Cleaning tips to help keep Coronavirus out of your home

June 21, 2022 0 Comments

With the coronavirus pandemic continuing to wreak havoc around the globe, now is perhaps the most critical time to understand how cleaning can help curb the spread of the disease as well as what steps you need to take to minimize the risk of infection within your home.

First, you should note that coronavirus is primarily transmitted through tiny droplets of saliva or other bodily fluids left floating in the air after a sneeze or cough.

Contaminated objects can also contribute to the spread of the disease. While no one truly knows the role they play in the spread of the new coronavirus, they are important in the transmission of related viruses like MERS and SARS. However, it only stands to reason that if a person touches an object contaminated with the virus and goes on to touch their face, mouth, or nose, they will most likely get infected.

Thus, this means that if you’ve recently had someone in your house at a high risk of having the virus, you can help cut down the risk of further transmission of the disease within your home by doing proper cleaning to minimize the level of contamination on surfaces. What’s more, this will help reduce the risk of transmitting other pathogens.

Cleaning vs disinfection: What’s the difference?

There is an important difference to note between cleaning and disinfection.
Basically, cleaning refers to the process of physically removing organic matter like dirt and germs from surfaces. On other hand, disinfection involves the use of chemicals to kill germs on surfaces.

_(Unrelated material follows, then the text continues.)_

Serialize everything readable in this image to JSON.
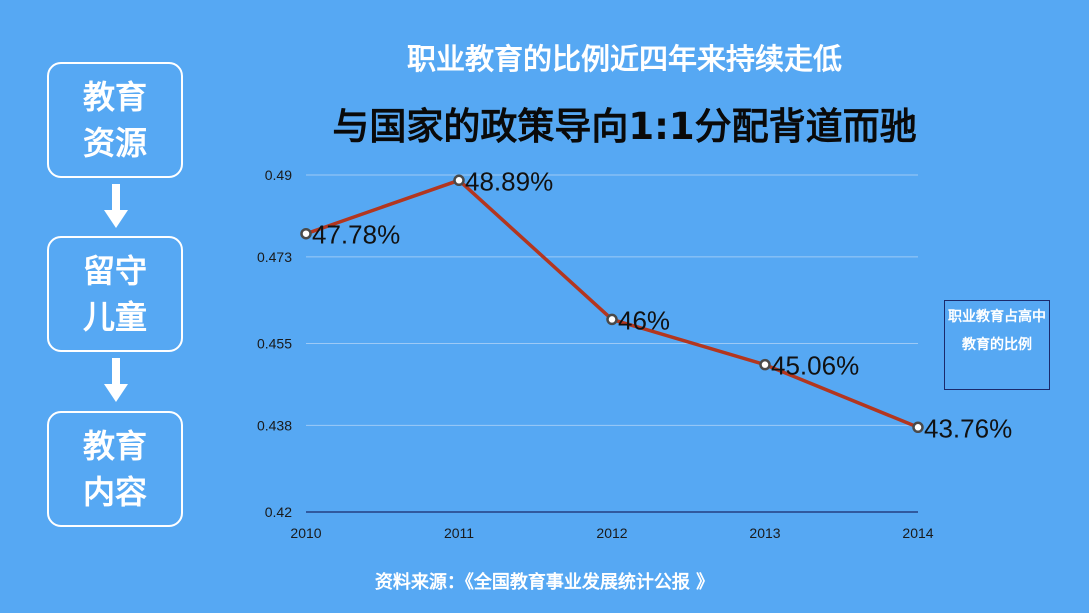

It is safe to say that the two complement each other since the presence of organic matter on a surface reduces the effectiveness of the disinfectant.

How long does the coronavirus survive on surfaces?

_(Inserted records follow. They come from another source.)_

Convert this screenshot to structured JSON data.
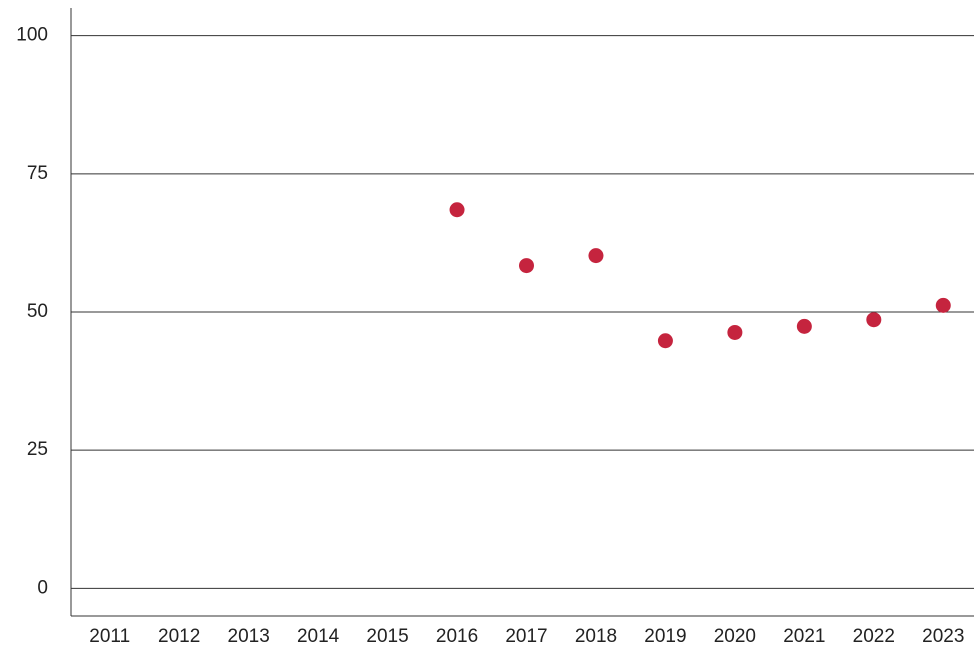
{
  "chart_data": {
    "type": "scatter",
    "categories": [
      "2011",
      "2012",
      "2013",
      "2014",
      "2015",
      "2016",
      "2017",
      "2018",
      "2019",
      "2020",
      "2021",
      "2022",
      "2023"
    ],
    "values": [
      null,
      null,
      null,
      null,
      null,
      68.5,
      58.4,
      60.2,
      44.8,
      46.3,
      47.4,
      48.6,
      51.2
    ],
    "color": "#c5243e",
    "ylim": [
      -5,
      105
    ],
    "yticks": [
      0,
      25,
      50,
      75,
      100
    ],
    "grid": true
  }
}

There is no definite scientific evidence as to how long this coronavirus will survive on surfaces. But if it is like other coronaviruses, it can potentially survive a couple of hours, or up to a few days. Nevertheless, how long the virus survives may be affected by temperature, humidity, as well as the material the surface is made of.

What could be contaminated in my house?

This may be hard to know exactly. However, if an infected person coughs or sneezes, especially without covering their mouth, the nearby surfaces may get contaminated.

Given that our hands regularly come into contact with external objects and surfaces, they significantly contribute to the spread of pathogens from one place to another. This means that items that are often touched by people are usually at the highest risk of being contaminated. These include things like TV remotes, tap and door handles, kitchen surfaces, kitchen cupboards, and fridge doors. And we can’t fail to mention devices like phones and iPads, even though they are not often shared or touched by others.

What should I use to clean and how?

One thing about the coronavirus that we can use to our advantage is that the virus has a very delicate structure and is very vulnerable outside the body. Heat and detergents, even soap, are known to destroy the virus, that is why it’s good to use sanitary disposal services

Contaminated surfaces

If you suspect that a surface has been contaminated, cleaning it with a common household disinfectant will be effective in killing the virus. Don’t forget to wash your hands after cleaning (or use an alcohol-based hand sanitiser) and refrain from touching your eyes, nose, or mouth.

How you clean is crucial. The last thing you want is to “recontaminate” the surface while cleaning. The best approach is to work from one side of the surface to the other using an “S” shape to clean.

If you plan on reusing a cloth, ensure to wash it and let it dry. Washing clothes in the laundry machine using normal washing liquid will also kill the virus, especially on a hot wash.
When it comes to what to use when cleaning, there are many options available including cloths, paper towels, or disposable wipes.